Carl Jung about sufferings of unlived lives

Came across this post on X and found this fascinating quote:

The world is full of people suffering from the effects of their own unlived life. They become bitter, critical, or rigid, not because the world is cruel to them, but because they have betrayed their own inner possibilities. The artist who never makes art becomes cynical about those who do. The lover who never risks loving mocks romance. The thinker who never commits to a philosophy sneers at belief itself. And yet, all of them suffer, because deep down they know: the life they mock is the life they were meant to live.

– Carl Jung

Though it's a combination of quotes from different Carl Jung works, it does resonate and is explained in a very thoughtful way.


OpenAI GPT-5 is here

Yes, the most awaited GPT-5 is finally here, and I got to watch the announcement livestream and also tried it for a few hours inside Cursor AI for coding. And my experience is kind of mixed here.

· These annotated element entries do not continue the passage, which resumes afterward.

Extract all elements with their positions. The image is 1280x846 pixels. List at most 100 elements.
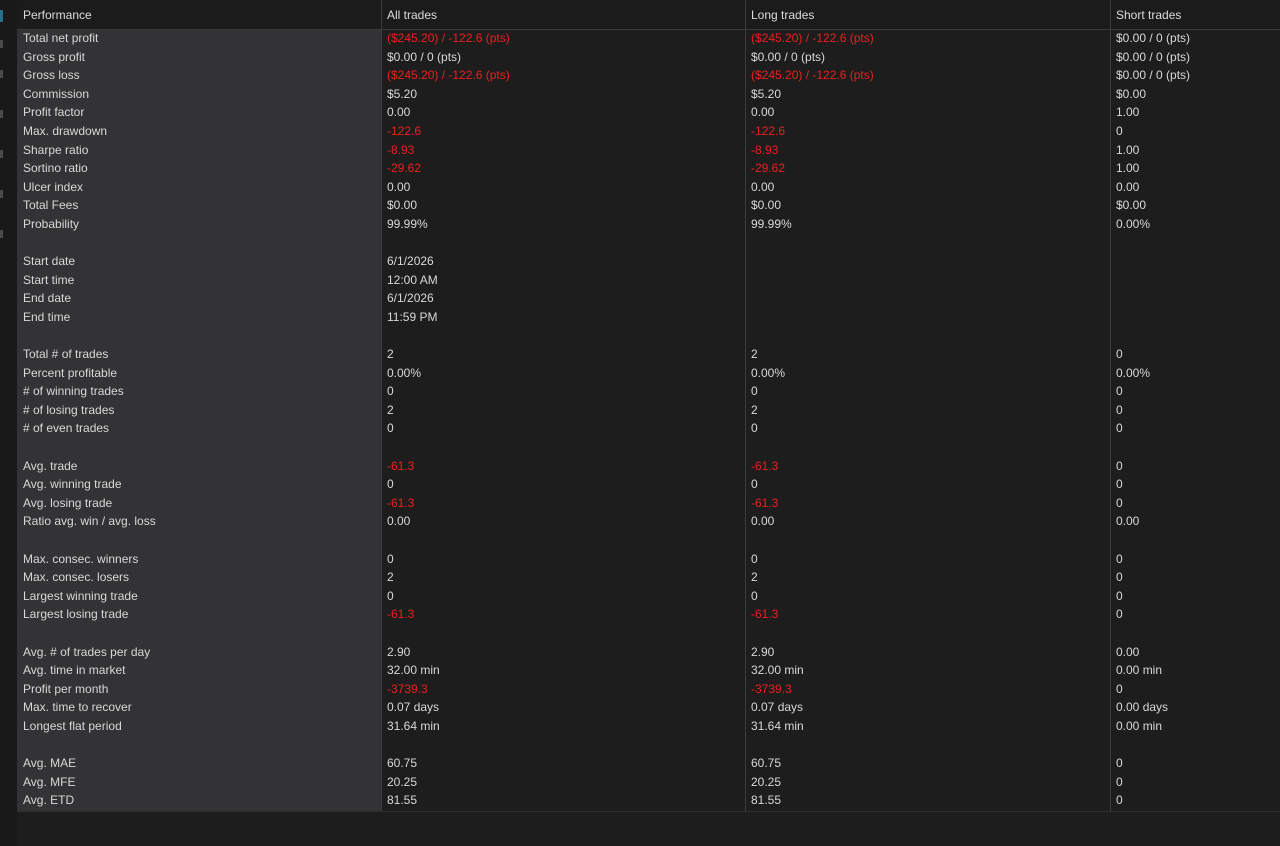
toolbar-mark — [0, 70, 3, 78]
all-trades-value: $5.20 — [387, 86, 418, 101]
table-row: # of even trades 0 0 0 — [17, 419, 1280, 438]
all-trades-value: 0.00 — [387, 514, 411, 529]
toolbar-mark — [0, 110, 3, 118]
table-row: Max. consec. losers 2 2 0 — [17, 568, 1280, 587]
metric-label: Sortino ratio — [23, 161, 88, 176]
metric-label: Longest flat period — [23, 718, 122, 733]
all-trades-value: 2 — [387, 570, 394, 585]
metric-label: Total Fees — [23, 198, 79, 213]
table-row: Total net profit ($245.20) / -122.6 (pts)… — [17, 29, 1280, 48]
long-trades-value: 0.00 — [751, 179, 775, 194]
table-row: Commission $5.20 $5.20 $0.00 — [17, 85, 1280, 104]
grid-header: Performance All trades Long trades Short… — [17, 0, 1280, 30]
all-trades-value: ($245.20) / -122.6 (pts) — [387, 31, 510, 45]
long-trades-value: 99.99% — [751, 216, 792, 231]
all-trades-value: 20.25 — [387, 774, 418, 789]
table-row: Total # of trades 2 2 0 — [17, 345, 1280, 364]
all-trades-value: 0 — [387, 551, 394, 566]
long-trades-value: -61.3 — [751, 607, 779, 622]
long-trades-value: 0 — [751, 551, 758, 566]
short-trades-value: 0 — [1116, 384, 1123, 399]
table-row: Avg. MAE 60.75 60.75 0 — [17, 754, 1280, 773]
column-header-all-trades[interactable]: All trades — [381, 0, 745, 29]
column-header-long-trades[interactable]: Long trades — [745, 0, 1110, 29]
table-row: Avg. MFE 20.25 20.25 0 — [17, 773, 1280, 792]
all-trades-value: 81.55 — [387, 793, 418, 808]
metric-label: Total # of trades — [23, 347, 109, 362]
all-trades-value: 2 — [387, 347, 394, 362]
table-row: Gross profit $0.00 / 0 (pts) $0.00 / 0 (pt… — [17, 48, 1280, 67]
all-trades-value: 60.75 — [387, 756, 418, 771]
all-trades-value: ($245.20) / -122.6 (pts) — [387, 68, 510, 83]
table-row: # of losing trades 2 2 0 — [17, 401, 1280, 420]
metric-label: Profit per month — [23, 681, 109, 696]
all-trades-value: -61.3 — [387, 495, 415, 510]
short-trades-value: 0.00 — [1116, 514, 1140, 529]
all-trades-value: 6/1/2026 — [387, 291, 434, 306]
all-trades-value: 2.90 — [387, 644, 411, 659]
table-row: Ratio avg. win / avg. loss 0.00 0.00 0.00 — [17, 512, 1280, 531]
column-header-performance[interactable]: Performance — [17, 0, 381, 29]
short-trades-value: 0 — [1116, 123, 1123, 138]
short-trades-value: $0.00 — [1116, 198, 1147, 213]
column-header-short-trades[interactable]: Short trades — [1110, 0, 1280, 29]
long-trades-value: $5.20 — [751, 86, 782, 101]
metric-label: Start time — [23, 272, 75, 287]
metric-label: Max. consec. winners — [23, 551, 139, 566]
all-trades-value: 0 — [387, 477, 394, 492]
metric-label: End time — [23, 309, 71, 324]
table-row: Sharpe ratio -8.93 -8.93 1.00 — [17, 141, 1280, 160]
spacer-row — [17, 736, 1280, 755]
toolbar-mark — [0, 10, 3, 22]
table-row: Avg. time in market 32.00 min 32.00 min 0.0… — [17, 661, 1280, 680]
long-trades-value: -8.93 — [751, 142, 779, 157]
long-trades-value: ($245.20) / -122.6 (pts) — [751, 68, 874, 83]
table-row: Percent profitable 0.00% 0.00% 0.00% — [17, 364, 1280, 383]
long-trades-value: ($245.20) / -122.6 (pts) — [751, 31, 874, 45]
all-trades-value: 0 — [387, 384, 394, 399]
long-trades-value: 32.00 min — [751, 663, 804, 678]
table-row: Start date 6/1/2026 — [17, 252, 1280, 271]
short-trades-value: 0.00 min — [1116, 718, 1163, 733]
all-trades-value: -61.3 — [387, 607, 415, 622]
table-row: Largest losing trade -61.3 -61.3 0 — [17, 605, 1280, 624]
long-trades-value: 31.64 min — [751, 718, 804, 733]
metric-label: Gross profit — [23, 49, 86, 64]
short-trades-value: 0 — [1116, 570, 1123, 585]
short-trades-value: 0 — [1116, 477, 1123, 492]
metric-label: # of losing trades — [23, 402, 115, 417]
short-trades-value: 0 — [1116, 607, 1123, 622]
metric-label: Avg. ETD — [23, 793, 75, 808]
long-trades-value: -29.62 — [751, 161, 786, 176]
metric-label: # of even trades — [23, 421, 110, 436]
table-row: Gross loss ($245.20) / -122.6 (pts) ($245.… — [17, 66, 1280, 85]
table-row: Avg. winning trade 0 0 0 — [17, 475, 1280, 494]
table-row: Largest winning trade 0 0 0 — [17, 587, 1280, 606]
long-trades-value: 0 — [751, 421, 758, 436]
metric-label: Avg. winning trade — [23, 477, 122, 492]
metric-label: Max. consec. losers — [23, 570, 130, 585]
long-trades-value: 0 — [751, 588, 758, 603]
table-row: Start time 12:00 AM — [17, 271, 1280, 290]
toolbar-mark — [0, 40, 3, 48]
long-trades-value: -61.3 — [751, 458, 779, 473]
all-trades-value: 12:00 AM — [387, 272, 438, 287]
table-row: Total Fees $0.00 $0.00 $0.00 — [17, 196, 1280, 215]
table-row: Ulcer index 0.00 0.00 0.00 — [17, 178, 1280, 197]
long-trades-value: 20.25 — [751, 774, 782, 789]
metric-label: Avg. MAE — [23, 756, 77, 771]
all-trades-value: -3739.3 — [387, 681, 428, 696]
all-trades-value: 32.00 min — [387, 663, 440, 678]
all-trades-value: 0.00 — [387, 105, 411, 120]
all-trades-value: 0.00 — [387, 179, 411, 194]
short-trades-value: 1.00 — [1116, 161, 1140, 176]
long-trades-value: -61.3 — [751, 495, 779, 510]
table-row: Sortino ratio -29.62 -29.62 1.00 — [17, 159, 1280, 178]
metric-label: Percent profitable — [23, 365, 118, 380]
spacer-row — [17, 531, 1280, 550]
metric-label: Probability — [23, 216, 80, 231]
short-trades-value: 0 — [1116, 756, 1123, 771]
metric-label: # of winning trades — [23, 384, 124, 399]
short-trades-value: 0 — [1116, 793, 1123, 808]
short-trades-value: 0.00% — [1116, 365, 1151, 380]
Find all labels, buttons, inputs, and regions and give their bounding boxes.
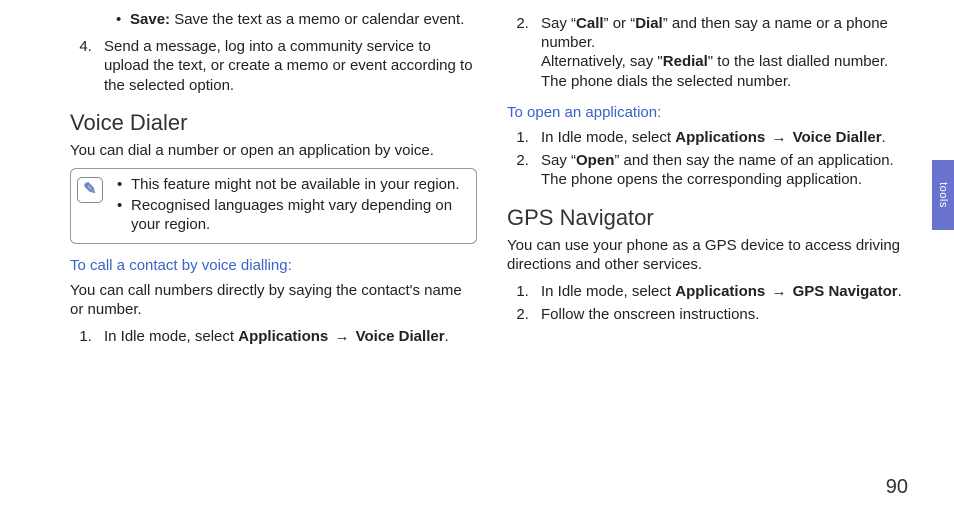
call-step-2: Say “Call” or “Dial” and then say a name… [533, 14, 914, 91]
open-step-2: Say “Open” and then say the name of an a… [533, 151, 914, 189]
arrow-icon: → [769, 282, 788, 301]
gps-intro: You can use your phone as a GPS device t… [507, 236, 914, 274]
call-steps: In Idle mode, select Applications → Voic… [70, 327, 477, 346]
open2b: Open [576, 152, 614, 169]
s2mid: ” or “ [604, 15, 636, 32]
gps-step-1: In Idle mode, select Applications → GPS … [533, 282, 914, 301]
open2c: ” and then say the name of an applicatio… [614, 152, 893, 169]
side-tab-label: tools [937, 182, 949, 208]
note-icon: ✎ [77, 177, 103, 203]
call-intro: You can call numbers directly by saying … [70, 281, 477, 319]
gps1b1: Applications [675, 283, 765, 300]
open-steps: In Idle mode, select Applications → Voic… [507, 128, 914, 190]
step-4: Send a message, log into a community ser… [96, 37, 477, 95]
call-step1-b2: Voice Dialler [356, 328, 445, 345]
open2result: The phone opens the corresponding applic… [541, 171, 862, 188]
open1pre: In Idle mode, select [541, 129, 675, 146]
open1b2: Voice Dialler [793, 129, 882, 146]
note-glyph: ✎ [83, 180, 96, 200]
voice-dialer-intro: You can dial a number or open an applica… [70, 141, 477, 160]
s2b2: Dial [635, 15, 663, 32]
gps1period: . [898, 283, 902, 300]
s2b1: Call [576, 15, 604, 32]
note-item-1: This feature might not be available in y… [111, 175, 468, 194]
gps1b2: GPS Navigator [793, 283, 898, 300]
open2a: Say “ [541, 152, 576, 169]
left-column: • Save: Save the text as a memo or calen… [70, 10, 477, 354]
s2altb: Redial [663, 53, 708, 70]
note-item-2: Recognised languages might vary dependin… [111, 196, 468, 234]
arrow-icon: → [332, 327, 351, 346]
arrow-icon: → [769, 128, 788, 147]
open-subheading: To open an application: [507, 103, 914, 122]
save-desc: Save the text as a memo or calendar even… [174, 11, 464, 28]
voice-dialer-title: Voice Dialer [70, 109, 477, 137]
page-number: 90 [886, 476, 908, 499]
s2altpost: " to the last dialled number. [708, 53, 888, 70]
s2a: Say “ [541, 15, 576, 32]
note-list: This feature might not be available in y… [111, 175, 468, 237]
call-steps-continued: Say “Call” or “Dial” and then say a name… [507, 14, 914, 91]
open-step-1: In Idle mode, select Applications → Voic… [533, 128, 914, 147]
save-label: Save: [130, 11, 170, 28]
gps-title: GPS Navigator [507, 204, 914, 232]
open1period: . [882, 129, 886, 146]
two-column-layout: • Save: Save the text as a memo or calen… [0, 0, 954, 354]
call-step1-b1: Applications [238, 328, 328, 345]
right-column: Say “Call” or “Dial” and then say a name… [507, 10, 914, 354]
call-subheading: To call a contact by voice dialling: [70, 256, 477, 275]
continued-steps: Send a message, log into a community ser… [70, 37, 477, 95]
call-step1-pre: In Idle mode, select [104, 328, 238, 345]
gps-step-2: Follow the onscreen instructions. [533, 305, 914, 324]
s2result: The phone dials the selected number. [541, 73, 791, 90]
save-bullet-text: Save: Save the text as a memo or calenda… [130, 10, 477, 29]
call-step1-period: . [445, 328, 449, 345]
note-box: ✎ This feature might not be available in… [70, 168, 477, 244]
section-side-tab: tools [932, 160, 954, 230]
manual-page: • Save: Save the text as a memo or calen… [0, 0, 954, 517]
gps1pre: In Idle mode, select [541, 283, 675, 300]
bullet-dot: • [116, 10, 130, 29]
call-step-1: In Idle mode, select Applications → Voic… [96, 327, 477, 346]
open1b1: Applications [675, 129, 765, 146]
save-bullet-row: • Save: Save the text as a memo or calen… [70, 10, 477, 29]
gps-steps: In Idle mode, select Applications → GPS … [507, 282, 914, 324]
s2altpre: Alternatively, say " [541, 53, 663, 70]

Initially, I thought that it's a great model as it did a few tasks better than Claude latest Sonnet and Opus models. But slowly I realized that it's not as good as they are advertising and hyping.

  • Yes, it's better than all previous OpenAI models, even the O-series ones
  • But overall Claude models are still better when it comes to coding

I haven't tried it a lot for writing and other tasks, but I am a bit disappointed when it comes to coding. Also, I noticed that it works way slower than Claude Sonnet 4 inside Cursor.

Somehow, I see GPT-5 in the ChatGPT app on my Android device, but I am still not seeing it on my desktop in the browser.

I am still testing the model for coding and other things and will keep updating the post.